Mirasın Hükmen Reddi İçin Ne Yapılmalı?
Mirasın borca batık olduğunun resmen tespiti ve ya tespit edilebilir olması, mirasın hükmen reddi için esas unsurdur. Bu tespit, ödemeden aciz vesikası veya iflas kararı alınarak yerine getirilebilir. Vefat eden kişinin bırakacağı mirastaki mal varlıklarının ve alacağın, borçları karşılamayacağı mirasçıları ve yakınları tarafından biliniyor olması durumunda da mirasın hükmen reddi talep edilebilmektedir.
Mirasın Hükmen Reddi davasında Zaman Aşımı?
Mirasın Hükmen reddi davası, mirasın reddi davalarından farklı olarak herhangi bir zaman aşımına tabi değildir. Mirasın gerçek reddi davalarında zaman aşımı 3 ay ile sınırlandırılmışken, mirasın hükmen reddi davası terekenin borca batık olduğu durumlarda, süre sınırı olmaksızın istenildiği zaman açılabilir.

Mirasın Hükmen Reddi Davası Nerede Açılabilir?

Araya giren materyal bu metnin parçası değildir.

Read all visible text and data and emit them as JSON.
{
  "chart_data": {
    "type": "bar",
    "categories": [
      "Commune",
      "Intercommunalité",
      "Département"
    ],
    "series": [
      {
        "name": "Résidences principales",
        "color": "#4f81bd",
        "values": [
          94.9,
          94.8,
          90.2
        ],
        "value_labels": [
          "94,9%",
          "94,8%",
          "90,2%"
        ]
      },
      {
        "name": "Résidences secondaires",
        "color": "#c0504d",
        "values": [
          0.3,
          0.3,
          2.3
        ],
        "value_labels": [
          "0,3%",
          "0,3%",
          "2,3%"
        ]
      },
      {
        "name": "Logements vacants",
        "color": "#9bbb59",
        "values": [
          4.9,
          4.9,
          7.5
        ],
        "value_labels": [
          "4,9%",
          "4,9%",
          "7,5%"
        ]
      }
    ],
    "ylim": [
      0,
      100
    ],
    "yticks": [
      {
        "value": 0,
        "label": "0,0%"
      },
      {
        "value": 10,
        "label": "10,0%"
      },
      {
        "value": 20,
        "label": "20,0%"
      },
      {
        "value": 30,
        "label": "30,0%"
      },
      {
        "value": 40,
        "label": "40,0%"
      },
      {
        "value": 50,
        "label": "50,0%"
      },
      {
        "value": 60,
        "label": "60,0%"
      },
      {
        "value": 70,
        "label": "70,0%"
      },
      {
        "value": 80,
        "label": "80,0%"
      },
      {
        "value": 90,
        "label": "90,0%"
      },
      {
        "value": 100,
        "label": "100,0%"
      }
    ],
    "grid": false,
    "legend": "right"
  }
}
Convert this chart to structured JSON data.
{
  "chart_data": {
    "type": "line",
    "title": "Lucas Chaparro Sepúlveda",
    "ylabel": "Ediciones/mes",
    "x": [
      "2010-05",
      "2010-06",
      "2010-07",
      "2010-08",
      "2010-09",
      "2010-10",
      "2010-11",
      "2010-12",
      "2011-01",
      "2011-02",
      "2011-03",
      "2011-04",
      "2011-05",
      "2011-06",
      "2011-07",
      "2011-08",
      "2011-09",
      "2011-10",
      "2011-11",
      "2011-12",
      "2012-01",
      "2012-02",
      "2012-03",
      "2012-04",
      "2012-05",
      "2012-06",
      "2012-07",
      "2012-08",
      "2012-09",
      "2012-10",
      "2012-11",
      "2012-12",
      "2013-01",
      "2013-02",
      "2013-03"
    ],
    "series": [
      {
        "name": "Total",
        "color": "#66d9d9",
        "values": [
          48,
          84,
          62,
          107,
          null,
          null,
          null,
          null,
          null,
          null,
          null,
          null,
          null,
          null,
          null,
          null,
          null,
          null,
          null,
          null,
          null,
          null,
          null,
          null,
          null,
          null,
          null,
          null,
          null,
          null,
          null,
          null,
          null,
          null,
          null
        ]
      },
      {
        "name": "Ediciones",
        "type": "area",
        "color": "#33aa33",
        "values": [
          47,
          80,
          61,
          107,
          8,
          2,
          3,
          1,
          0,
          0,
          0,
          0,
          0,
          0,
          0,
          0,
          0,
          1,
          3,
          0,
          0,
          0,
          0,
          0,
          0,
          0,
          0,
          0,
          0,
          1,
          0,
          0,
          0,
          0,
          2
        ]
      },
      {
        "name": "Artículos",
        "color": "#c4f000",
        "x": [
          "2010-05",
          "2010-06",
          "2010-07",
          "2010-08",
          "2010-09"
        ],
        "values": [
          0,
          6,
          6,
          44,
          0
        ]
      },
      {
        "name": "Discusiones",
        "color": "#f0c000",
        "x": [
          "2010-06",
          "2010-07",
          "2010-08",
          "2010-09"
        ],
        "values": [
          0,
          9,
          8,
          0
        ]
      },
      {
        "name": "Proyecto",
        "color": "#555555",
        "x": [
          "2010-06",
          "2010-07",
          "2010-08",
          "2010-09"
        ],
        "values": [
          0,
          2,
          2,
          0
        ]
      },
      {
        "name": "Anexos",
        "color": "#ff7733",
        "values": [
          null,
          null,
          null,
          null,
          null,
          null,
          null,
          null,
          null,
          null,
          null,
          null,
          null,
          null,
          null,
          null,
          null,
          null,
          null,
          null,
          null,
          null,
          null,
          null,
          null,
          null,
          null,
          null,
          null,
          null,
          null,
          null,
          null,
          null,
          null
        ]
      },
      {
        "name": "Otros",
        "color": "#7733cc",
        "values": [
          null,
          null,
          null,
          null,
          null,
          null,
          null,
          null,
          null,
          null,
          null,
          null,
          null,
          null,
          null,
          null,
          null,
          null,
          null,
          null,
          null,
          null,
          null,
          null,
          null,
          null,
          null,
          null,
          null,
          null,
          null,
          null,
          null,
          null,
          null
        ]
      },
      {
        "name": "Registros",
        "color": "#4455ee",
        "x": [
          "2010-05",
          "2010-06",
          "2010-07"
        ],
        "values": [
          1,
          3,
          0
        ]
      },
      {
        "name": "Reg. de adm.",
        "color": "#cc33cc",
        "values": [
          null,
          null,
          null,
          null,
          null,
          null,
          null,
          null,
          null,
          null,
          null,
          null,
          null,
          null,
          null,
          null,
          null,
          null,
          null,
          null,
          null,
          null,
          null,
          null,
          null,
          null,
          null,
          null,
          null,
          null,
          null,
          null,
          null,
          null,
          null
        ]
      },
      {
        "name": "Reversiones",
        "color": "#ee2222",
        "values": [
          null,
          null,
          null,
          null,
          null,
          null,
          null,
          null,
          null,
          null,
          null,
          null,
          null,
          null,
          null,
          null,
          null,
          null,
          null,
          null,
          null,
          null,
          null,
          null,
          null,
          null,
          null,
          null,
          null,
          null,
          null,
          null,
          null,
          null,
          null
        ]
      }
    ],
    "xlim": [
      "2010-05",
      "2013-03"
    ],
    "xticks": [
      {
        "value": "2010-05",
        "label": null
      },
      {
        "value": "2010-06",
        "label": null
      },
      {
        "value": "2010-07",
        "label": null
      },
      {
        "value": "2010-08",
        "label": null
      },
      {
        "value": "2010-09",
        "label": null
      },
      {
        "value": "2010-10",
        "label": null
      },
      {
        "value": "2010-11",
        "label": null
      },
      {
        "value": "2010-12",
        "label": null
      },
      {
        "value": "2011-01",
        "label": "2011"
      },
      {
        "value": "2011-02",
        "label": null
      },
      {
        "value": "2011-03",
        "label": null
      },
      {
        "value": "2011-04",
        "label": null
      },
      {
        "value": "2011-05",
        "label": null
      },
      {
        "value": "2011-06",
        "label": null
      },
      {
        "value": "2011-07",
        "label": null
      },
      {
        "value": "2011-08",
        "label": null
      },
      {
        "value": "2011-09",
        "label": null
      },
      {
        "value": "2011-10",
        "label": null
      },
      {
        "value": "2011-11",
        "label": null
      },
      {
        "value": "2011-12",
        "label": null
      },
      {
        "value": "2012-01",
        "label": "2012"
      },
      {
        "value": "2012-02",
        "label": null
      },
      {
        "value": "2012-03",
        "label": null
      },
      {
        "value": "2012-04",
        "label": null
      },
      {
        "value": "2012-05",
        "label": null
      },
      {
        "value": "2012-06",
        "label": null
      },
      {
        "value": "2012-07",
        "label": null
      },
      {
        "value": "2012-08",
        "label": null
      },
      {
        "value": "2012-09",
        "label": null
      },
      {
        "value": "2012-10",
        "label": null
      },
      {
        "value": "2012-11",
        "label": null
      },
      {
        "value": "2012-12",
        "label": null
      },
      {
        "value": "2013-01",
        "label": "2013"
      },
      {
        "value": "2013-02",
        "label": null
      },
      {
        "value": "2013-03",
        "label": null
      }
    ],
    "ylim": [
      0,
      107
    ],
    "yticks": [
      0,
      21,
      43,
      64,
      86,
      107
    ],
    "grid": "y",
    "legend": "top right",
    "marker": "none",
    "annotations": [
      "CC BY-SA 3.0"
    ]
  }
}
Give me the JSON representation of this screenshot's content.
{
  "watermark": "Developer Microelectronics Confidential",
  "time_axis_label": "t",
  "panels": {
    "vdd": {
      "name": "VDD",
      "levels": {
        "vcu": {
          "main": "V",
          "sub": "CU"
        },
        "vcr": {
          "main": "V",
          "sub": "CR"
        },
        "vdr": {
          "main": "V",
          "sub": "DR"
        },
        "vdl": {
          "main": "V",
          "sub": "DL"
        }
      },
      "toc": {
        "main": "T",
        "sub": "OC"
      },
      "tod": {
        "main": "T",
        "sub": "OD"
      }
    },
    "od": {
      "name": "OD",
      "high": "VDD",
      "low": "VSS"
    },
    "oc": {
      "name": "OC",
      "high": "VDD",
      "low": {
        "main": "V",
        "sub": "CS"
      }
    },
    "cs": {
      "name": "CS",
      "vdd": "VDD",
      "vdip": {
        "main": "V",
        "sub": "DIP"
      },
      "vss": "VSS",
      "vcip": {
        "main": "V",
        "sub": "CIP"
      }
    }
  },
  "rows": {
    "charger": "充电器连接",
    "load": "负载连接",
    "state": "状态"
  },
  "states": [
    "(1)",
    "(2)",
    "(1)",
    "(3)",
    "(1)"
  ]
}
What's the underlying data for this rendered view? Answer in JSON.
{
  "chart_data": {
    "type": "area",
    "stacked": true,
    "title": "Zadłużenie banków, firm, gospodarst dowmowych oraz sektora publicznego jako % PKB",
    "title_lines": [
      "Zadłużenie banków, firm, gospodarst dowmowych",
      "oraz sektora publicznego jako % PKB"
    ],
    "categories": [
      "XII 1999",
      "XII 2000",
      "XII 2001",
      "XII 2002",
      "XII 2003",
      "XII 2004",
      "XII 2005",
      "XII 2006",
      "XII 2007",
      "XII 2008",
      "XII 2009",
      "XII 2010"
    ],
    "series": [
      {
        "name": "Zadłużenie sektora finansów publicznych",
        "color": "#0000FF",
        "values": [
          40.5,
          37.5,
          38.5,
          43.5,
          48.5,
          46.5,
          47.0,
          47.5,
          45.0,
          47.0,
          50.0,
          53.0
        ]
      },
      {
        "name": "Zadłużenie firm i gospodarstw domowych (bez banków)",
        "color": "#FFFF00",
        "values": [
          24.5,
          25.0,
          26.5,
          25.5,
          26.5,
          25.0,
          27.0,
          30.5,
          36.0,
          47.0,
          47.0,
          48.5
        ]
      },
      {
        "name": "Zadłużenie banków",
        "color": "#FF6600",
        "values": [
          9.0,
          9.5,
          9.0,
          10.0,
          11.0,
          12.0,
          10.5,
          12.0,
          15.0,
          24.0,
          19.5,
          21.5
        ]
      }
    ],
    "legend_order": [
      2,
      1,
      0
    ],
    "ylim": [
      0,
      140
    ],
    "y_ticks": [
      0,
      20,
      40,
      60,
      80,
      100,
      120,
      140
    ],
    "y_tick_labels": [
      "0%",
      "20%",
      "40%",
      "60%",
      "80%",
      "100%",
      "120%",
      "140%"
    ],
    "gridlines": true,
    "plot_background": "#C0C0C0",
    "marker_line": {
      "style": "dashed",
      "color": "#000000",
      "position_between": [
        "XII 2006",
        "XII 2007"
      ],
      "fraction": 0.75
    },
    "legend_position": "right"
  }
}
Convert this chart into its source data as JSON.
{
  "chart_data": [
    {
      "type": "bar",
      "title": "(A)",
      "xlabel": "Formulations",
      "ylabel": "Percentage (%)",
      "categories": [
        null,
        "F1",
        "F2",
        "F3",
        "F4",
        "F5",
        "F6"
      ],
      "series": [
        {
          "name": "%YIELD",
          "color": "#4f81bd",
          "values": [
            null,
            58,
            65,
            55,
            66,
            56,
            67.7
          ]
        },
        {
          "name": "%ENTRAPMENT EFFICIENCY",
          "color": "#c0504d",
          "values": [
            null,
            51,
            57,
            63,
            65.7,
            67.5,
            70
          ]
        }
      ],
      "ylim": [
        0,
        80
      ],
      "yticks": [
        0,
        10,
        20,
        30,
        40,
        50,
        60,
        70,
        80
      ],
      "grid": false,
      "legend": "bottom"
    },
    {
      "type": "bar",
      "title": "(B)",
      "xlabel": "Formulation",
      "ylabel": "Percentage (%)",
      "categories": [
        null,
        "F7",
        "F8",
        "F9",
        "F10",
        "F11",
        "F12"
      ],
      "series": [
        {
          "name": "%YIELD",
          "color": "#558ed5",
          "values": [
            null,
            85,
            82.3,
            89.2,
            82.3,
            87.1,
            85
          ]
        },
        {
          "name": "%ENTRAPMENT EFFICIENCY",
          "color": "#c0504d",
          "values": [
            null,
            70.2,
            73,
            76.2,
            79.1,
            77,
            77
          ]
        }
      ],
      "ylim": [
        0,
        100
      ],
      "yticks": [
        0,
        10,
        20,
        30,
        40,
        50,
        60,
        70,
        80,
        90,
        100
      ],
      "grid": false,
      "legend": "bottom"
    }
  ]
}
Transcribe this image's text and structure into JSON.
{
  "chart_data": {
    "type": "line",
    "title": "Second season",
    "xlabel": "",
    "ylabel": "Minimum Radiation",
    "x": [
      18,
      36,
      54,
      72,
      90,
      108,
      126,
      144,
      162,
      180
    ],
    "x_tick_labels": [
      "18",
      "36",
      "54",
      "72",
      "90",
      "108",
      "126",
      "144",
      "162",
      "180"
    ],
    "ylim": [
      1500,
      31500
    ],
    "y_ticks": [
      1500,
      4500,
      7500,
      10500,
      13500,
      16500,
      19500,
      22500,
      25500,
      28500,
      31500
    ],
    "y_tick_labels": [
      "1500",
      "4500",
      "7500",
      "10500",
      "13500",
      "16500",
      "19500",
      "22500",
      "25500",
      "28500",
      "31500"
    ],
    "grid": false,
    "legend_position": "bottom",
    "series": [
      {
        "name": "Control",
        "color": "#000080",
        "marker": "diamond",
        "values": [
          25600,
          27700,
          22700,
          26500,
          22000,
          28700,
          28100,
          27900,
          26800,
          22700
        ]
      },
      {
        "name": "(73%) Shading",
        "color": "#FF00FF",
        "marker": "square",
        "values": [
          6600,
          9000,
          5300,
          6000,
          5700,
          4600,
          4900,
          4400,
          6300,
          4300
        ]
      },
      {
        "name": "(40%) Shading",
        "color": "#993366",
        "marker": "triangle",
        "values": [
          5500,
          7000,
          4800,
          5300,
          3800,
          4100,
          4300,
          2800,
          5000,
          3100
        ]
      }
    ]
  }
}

Mirasın hükmen reddi davasında görevli mahkeme Asliye Hukuk Mahkemeleridir. Mirasın hükmen reddi için açılacak davalarda davanın tarafı, tereke alacaklısı olduğundan, tereke alacaklısının ikamet adresinde bulunan Asliye Hukuk Mahkemesi’nde bu dava açılabilir. Mirasın hükmen reddi ancak tereke alacaklısına karşı açılabilir.